Генри-Беатрис станет одним из самых близких друзей Ханны, их дружба продлится вплоть до самой его смерти в 1915 году (он покончит с собой из-за любви к красивому офицеру, погибшему в Арденнах). А пока он быстро усвоил правило приходить вечером в ее комнату на втором этаже. Они болтали совсем по-женски. "Лиззи, разница между разговором женщин и мужчин сводится к тому, что в последнем случае выкуривается сигара. В остальном же процент глупостей, произносимых и там и здесь, особенно не меняется". О высшем лондонском или британском обществе у него было исчерпывающее мнение: оно самое бестактное, самое скрытное, какое только можно себе представить. Он знает, кто с кем спит, как, почему, когда. Он по-своему восхищает Ханну и весьма способствует ее завоеваниям. Между ними устанавливается тесное сообщничество, даже немного пугающее.

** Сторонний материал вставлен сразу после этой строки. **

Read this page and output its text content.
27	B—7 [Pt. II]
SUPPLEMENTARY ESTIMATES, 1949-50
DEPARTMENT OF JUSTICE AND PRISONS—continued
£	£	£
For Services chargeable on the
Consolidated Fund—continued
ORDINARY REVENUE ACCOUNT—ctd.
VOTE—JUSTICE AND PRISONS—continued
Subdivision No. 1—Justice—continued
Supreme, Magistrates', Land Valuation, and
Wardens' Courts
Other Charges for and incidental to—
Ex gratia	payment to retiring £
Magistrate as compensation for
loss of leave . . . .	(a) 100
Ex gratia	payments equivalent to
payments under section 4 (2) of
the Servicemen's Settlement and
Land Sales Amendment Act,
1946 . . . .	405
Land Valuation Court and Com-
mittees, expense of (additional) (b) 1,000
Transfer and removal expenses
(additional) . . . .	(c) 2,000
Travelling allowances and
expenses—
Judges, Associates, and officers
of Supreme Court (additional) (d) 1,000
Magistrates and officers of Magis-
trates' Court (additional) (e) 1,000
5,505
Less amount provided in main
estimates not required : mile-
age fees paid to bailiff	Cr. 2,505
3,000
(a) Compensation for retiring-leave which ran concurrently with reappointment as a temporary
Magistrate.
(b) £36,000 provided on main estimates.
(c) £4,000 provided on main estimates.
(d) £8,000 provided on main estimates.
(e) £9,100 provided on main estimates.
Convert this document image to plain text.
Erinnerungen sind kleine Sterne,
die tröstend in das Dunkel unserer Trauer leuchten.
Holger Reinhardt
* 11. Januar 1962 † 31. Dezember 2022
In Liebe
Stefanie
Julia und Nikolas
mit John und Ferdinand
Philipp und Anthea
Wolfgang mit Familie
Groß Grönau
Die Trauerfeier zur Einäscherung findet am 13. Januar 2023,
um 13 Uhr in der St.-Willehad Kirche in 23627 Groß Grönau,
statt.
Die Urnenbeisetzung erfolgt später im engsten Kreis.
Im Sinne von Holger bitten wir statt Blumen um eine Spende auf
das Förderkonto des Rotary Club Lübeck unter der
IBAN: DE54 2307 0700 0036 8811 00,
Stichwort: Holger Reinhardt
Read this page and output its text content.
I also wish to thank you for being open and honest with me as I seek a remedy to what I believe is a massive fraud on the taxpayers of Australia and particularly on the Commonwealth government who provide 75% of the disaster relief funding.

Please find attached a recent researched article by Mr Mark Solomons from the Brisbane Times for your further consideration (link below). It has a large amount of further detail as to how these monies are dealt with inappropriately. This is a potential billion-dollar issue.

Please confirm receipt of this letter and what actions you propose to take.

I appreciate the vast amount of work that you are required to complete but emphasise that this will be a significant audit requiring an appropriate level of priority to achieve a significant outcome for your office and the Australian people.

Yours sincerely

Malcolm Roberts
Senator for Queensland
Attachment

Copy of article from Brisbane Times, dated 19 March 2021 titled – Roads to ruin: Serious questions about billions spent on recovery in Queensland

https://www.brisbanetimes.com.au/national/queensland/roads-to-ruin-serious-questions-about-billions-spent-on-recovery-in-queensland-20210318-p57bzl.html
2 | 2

Может быть, как приятный вызов, она вбила себе в голову, что его можно обратить б другую веру, и долгими вечерами, которые они проводят вместе, в течение недель, месяцев пытается соблазнить его. "Только не надо себе говорить, что ты делаешь это, чтобы потренироваться в интересах Тадеуша! Андре вполне хватило бы для этого. Нет, ты безнадежно порочна, вот и все!" Однажды ночью он приходит очень поздно, во втором часу. Она вернулась из Ковент-Гарден, куда затащил ее Полли, с ужина, который последовал за спектаклем. Он заваливается на кровать и болтает о пустяках. Умолкает на несколько секунд, видя, что она полностью разделась, смотрит на нее, немного отстраняется, когда она ложится рядом с ним прямо на одеяло.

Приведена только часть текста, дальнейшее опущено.